We contend that a machine endowed with C1 and C2 would behave as though it were conscious; for instance, it would know that it is seeing something, would express confidence in it, would report it to others, could suffer hallucinations when its monitoring mechanisms break down, and may even experience the same perceptual illusions as humans. Still, such a purely functional definition of consciousness may leave some readers unsatisfied. Are we “over-intellectualizing” consciousness, by assuming that some high-level cognitive functions are necessarily tied to consciousness? Are we leaving aside the experiential component (“what it is like” to be conscious)? Does subjective experience escape a computational definition?

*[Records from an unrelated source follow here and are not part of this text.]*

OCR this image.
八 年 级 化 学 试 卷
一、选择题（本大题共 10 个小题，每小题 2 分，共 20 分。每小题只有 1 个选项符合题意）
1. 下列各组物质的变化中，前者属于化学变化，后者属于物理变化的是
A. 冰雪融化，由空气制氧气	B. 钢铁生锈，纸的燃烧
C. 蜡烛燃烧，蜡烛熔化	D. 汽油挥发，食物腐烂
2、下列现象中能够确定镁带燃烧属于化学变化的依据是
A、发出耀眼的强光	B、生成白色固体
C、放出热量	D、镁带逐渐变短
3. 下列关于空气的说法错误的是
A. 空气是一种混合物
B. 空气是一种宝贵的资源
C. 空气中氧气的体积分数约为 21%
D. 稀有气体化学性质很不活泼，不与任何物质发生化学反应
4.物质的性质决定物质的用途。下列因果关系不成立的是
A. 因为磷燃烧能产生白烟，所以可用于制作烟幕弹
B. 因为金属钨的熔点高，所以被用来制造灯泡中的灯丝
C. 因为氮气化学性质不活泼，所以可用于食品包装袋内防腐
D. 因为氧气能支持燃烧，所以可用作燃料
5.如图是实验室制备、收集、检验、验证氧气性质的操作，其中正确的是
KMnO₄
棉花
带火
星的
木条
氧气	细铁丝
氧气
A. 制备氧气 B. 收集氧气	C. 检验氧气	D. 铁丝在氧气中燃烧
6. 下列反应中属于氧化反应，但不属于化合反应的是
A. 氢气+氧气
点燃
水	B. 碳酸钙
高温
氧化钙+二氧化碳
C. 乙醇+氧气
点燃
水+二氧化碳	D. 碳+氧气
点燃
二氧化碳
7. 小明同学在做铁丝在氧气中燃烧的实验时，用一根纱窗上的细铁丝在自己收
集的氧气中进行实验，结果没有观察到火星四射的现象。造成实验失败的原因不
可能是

Although those philosophical questions lie beyond the scope of the present paper, we close by noting that empirically, in humans the loss of C1 and C2 computations covaries with a loss of subjective experience. For example, in humans, damage to the primary visual cortex may lead to a neurological condition called “blindsight,” in which the patients report being blind in the affected visual field. Remarkably, those patients can localize visual stimuli in their blind field but cannot report them (C1), nor can they effectively assess their likelihood of success (C2)—they believe that they are merely “guessing.” In this example, at least, subjective experience appears to cohere with possession of C1 and C2. Although centuries of philosophical dualism have led us to consider consciousness as unreducible to physical interactions, the empirical evidence is compatible with the possibility that consciousness arises from nothing more than specific computations.